Dua Puluh Lima

2.2K 193 5
                                    

Manusia tidak selamanya baik juga tidak selamanya buruk. Meski selalu dipandang negatif tapi sekecil apapun suatu hal akan tetap memiliki nilai positif.

Silfia masih memikiran Keenan saat bersamanya di depan minimarket. Benarkah selama ini ia menganggu Keenan? tapi Silfia hanya menunjukkan rasa sukanya, ah tidak. Gadis itu mencintai Keenan.

"Sil!" pangil Nana.

"Na, gue pengen curhat" ucap Silfia. "Keenan suka Rere"

"keliatan kok" respon Nana membuat Silfia terdiam dan raut wajahnya berubah sendu.

"gue cemburu, Na"

"Sil, gue mau ngomong. Gue harap lo gak akan tersinggung dengan omongan gue"

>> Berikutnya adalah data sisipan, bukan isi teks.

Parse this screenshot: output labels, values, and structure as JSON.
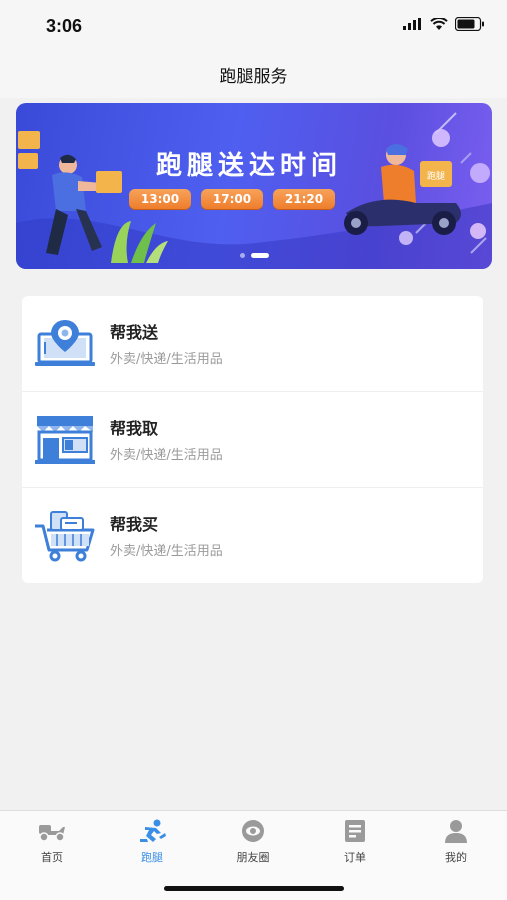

Silfia menatap lekat manik sang sahabat.

"mending lupain Keenan. Lo bisa dapetin yang lebih dari dia. Gue miris tiap kali liat lo deketin dia, tapi responnya dia apa? gak ada, Silfia. Bahkan dia gak segan nunjukin risihnya dia kalo lo ada. Dari awal gue juga udah tau Keenan suka Rere, walaupun yang ada Keenan jodohin Rere sama Dirga karena emang Rere punya rasa sama Dirga. Lo tau kenapa Keenan lakuin itu?" Silfia menggeleng. "karena Keenan sakit"

Silfia langsung berdiri dari duduknya. Ada sedikit rasa tidak terima dari apa yang dikatakan Nana. Tapi Silfia sangat menghargai sang sahabatnya yang memperhatikan dia. Silfia hanya butuh waktu untuk sadar dan berusaha ikhlas dengan apa yang terjadi. Ikhlas untuk perasaan yang tak pernah terbalas.

***

Keenan melangkah gontai menuju kamarnya. Ia baru saja pulang bersama Nara dan Feri yang tadi menjemputnya dari sekolah karena harus ke rumah sakit. Perasaan Keenan terluka.

Harusnya dia tidak usah datang ke rumah sakit.

Tidak perlu mendengarkan penjelasan dokter Haris dan Vanya.

Tidak perlu melihat ekspresi kedua orangtuanya di ruang dokter Haris.

Dan ia tidak perlu melihat senyum paksaan dari bibir Keyvan.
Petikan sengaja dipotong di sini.